Euro-denominated funds are experiencing a real surge in demand, acclaimed for their security despite historically low interest rates. However, in the current climate, insurers are having to rebalance their portfolios in favor of unit-linked policies. What is the market outlook to 2021? Zoom in on the 3 major challenges facing life insurance this year.

1. Coping with persistently low interest rates

At the start of 2021, insurers are not rushing to announce the 2020 rates of return for their secure euro funds. It has to be said that this performance is eroding every year. After an average rate net of management fees and before social security contributions of 1.8% in 2018, then 1.5% in 2019, we can expect a performance of 1.3% in 2020, according to the Fédération française de l'assurance (FFA).
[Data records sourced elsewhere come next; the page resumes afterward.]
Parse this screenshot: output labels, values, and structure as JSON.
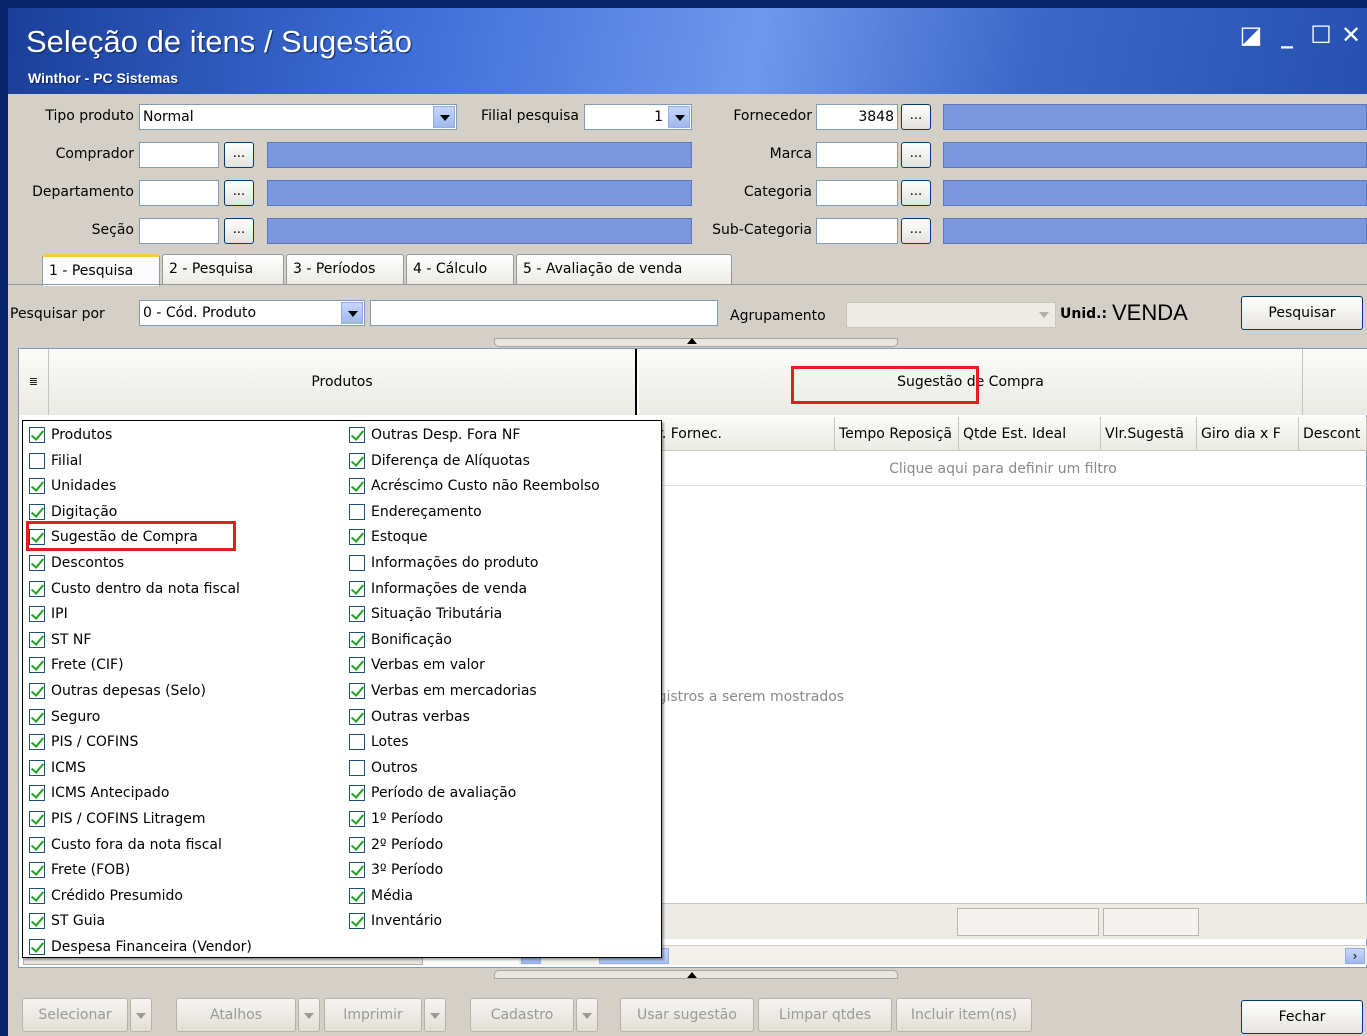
{
  "window": {
    "title": "Seleção de itens / Sugestão",
    "subtitle": "Winthor - PC Sistemas",
    "controls": [
      "◪",
      "_",
      "☐",
      "✕"
    ]
  },
  "filters": {
    "tipo_produto_label": "Tipo produto",
    "tipo_produto_value": "Normal",
    "filial_label": "Filial pesquisa",
    "filial_value": "1",
    "fornecedor_label": "Fornecedor",
    "fornecedor_value": "3848",
    "comprador_label": "Comprador",
    "marca_label": "Marca",
    "departamento_label": "Departamento",
    "categoria_label": "Categoria",
    "secao_label": "Seção",
    "subcategoria_label": "Sub-Categoria",
    "ellipsis": "..."
  },
  "tabs": [
    {
      "label": "1 - Pesquisa"
    },
    {
      "label": "2 - Pesquisa"
    },
    {
      "label": "3 - Períodos"
    },
    {
      "label": "4 - Cálculo"
    },
    {
      "label": "5 - Avaliação de venda"
    }
  ],
  "search": {
    "pesquisar_por_label": "Pesquisar por",
    "pesquisar_por_value": "0 - Cód. Produto",
    "agrupamento_label": "Agrupamento",
    "unid_label": "Unid.:",
    "unid_value": "VENDA",
    "pesquisar_button": "Pesquisar"
  },
  "grid": {
    "band_produtos": "Produtos",
    "band_sugestao": "Sugestão de Compra",
    "columns": [
      "ntr. Fornec.",
      "Tempo Reposiçã",
      "Qtde Est. Ideal",
      "Vlr.Sugestã",
      "Giro dia x F",
      "Descont"
    ],
    "filter_hint": "Clique aqui para definir um filtro",
    "empty_text": "egistros a serem mostrados"
  },
  "popup": {
    "left_items": [
      {
        "label": "Produtos",
        "checked": true
      },
      {
        "label": "Filial",
        "checked": false
      },
      {
        "label": "Unidades",
        "checked": true
      },
      {
        "label": "Digitação",
        "checked": true
      },
      {
        "label": "Sugestão de Compra",
        "checked": true
      },
      {
        "label": "Descontos",
        "checked": true
      },
      {
        "label": "Custo dentro da nota fiscal",
        "checked": true
      },
      {
        "label": "IPI",
        "checked": true
      },
      {
        "label": "ST NF",
        "checked": true
      },
      {
        "label": "Frete (CIF)",
        "checked": true
      },
      {
        "label": "Outras depesas (Selo)",
        "checked": true
      },
      {
        "label": "Seguro",
        "checked": true
      },
      {
        "label": "PIS / COFINS",
        "checked": true
      },
      {
        "label": "ICMS",
        "checked": true
      },
      {
        "label": "ICMS Antecipado",
        "checked": true
      },
      {
        "label": "PIS / COFINS Litragem",
        "checked": true
      },
      {
        "label": "Custo fora da nota fiscal",
        "checked": true
      },
      {
        "label": "Frete (FOB)",
        "checked": true
      },
      {
        "label": "Crédido Presumido",
        "checked": true
      },
      {
        "label": "ST Guia",
        "checked": true
      },
      {
        "label": "Despesa Financeira (Vendor)",
        "checked": true
      }
    ],
    "right_items": [
      {
        "label": "Outras Desp. Fora NF",
        "checked": true
      },
      {
        "label": "Diferença de Alíquotas",
        "checked": true
      },
      {
        "label": "Acréscimo Custo não Reembolso",
        "checked": true
      },
      {
        "label": "Endereçamento",
        "checked": false
      },
      {
        "label": "Estoque",
        "checked": true
      },
      {
        "label": "Informações do produto",
        "checked": false
      },
      {
        "label": "Informações de venda",
        "checked": true
      },
      {
        "label": "Situação Tributária",
        "checked": true
      },
      {
        "label": "Bonificação",
        "checked": true
      },
      {
        "label": "Verbas em valor",
        "checked": true
      },
      {
        "label": "Verbas em mercadorias",
        "checked": true
      },
      {
        "label": "Outras verbas",
        "checked": true
      },
      {
        "label": "Lotes",
        "checked": false
      },
      {
        "label": "Outros",
        "checked": false
      },
      {
        "label": "Período de avaliação",
        "checked": true
      },
      {
        "label": "1º Período",
        "checked": true
      },
      {
        "label": "2º Período",
        "checked": true
      },
      {
        "label": "3º Período",
        "checked": true
      },
      {
        "label": "Média",
        "checked": true
      },
      {
        "label": "Inventário",
        "checked": true
      }
    ]
  },
  "bottom": {
    "selecionar": "Selecionar",
    "atalhos": "Atalhos",
    "imprimir": "Imprimir",
    "cadastro": "Cadastro",
    "usar_sugestao": "Usar sugestão",
    "limpar_qtdes": "Limpar qtdes",
    "incluir_itens": "Incluir item(ns)",
    "fechar": "Fechar"
  },
  "colors": {
    "title_bar": "#3f6fd8",
    "highlight": "#e02020",
    "lookup_fill": "#7b98de"
  }
}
For the time being, the lowest remunerations have been paid by :

  • Crédit Agricole (0.65% on Predissime 9 série 2),
  • Caisse d'Épargne (0.80% on Millevie Essentielle and Nuances 3D),
  • Société Générale (0.75%),
  • Groupama Gan Vie (0.90%), CNP with its CNP One contract (0.85%),
  • Allianz (0.80%).

Today's market players are finding it increasingly difficult to earn a return on their customers' savings while guaranteeing their capital. As a result, savers are forced to take greater risks in order to obtain attractive returns.

2. Transforming traditional life insurance

Many insurers are looking to change the parameters of their euro-denominated life insurance contracts. In 2019, these contracts totaled 1,788 billion euros, up 6% year-on-year.

While euro funds are a big hit with the French, they are also costly for insurers, who are obliged to build up reserves to be able to return the full capital to policyholders. To reduce the amount of funds required, some insurers now reserve the right to deduct fees from the guaranteed capital. As the CLCV association recently pointed out, operators are gradually shifting from guaranteeing capital net of charges to guaranteeing capital gross of charges, a provision that must be clearly indicated to policyholders.

3. Promote new media

For the reasons outlined above, many insurers have decided to abandon euro funds in favor of unit-linked policies, which offer policyholders higher returns. These contracts are also more profitable for insurance companies, but do not come with a capital guarantee.

Some insurers, such as Swiss Life and Allianz, do not hesitate to offer yield bonuses or limit commissions to encourage investors to switch to unit-linked products. They also promote funds invested in real estate or with socially responsible investment labels.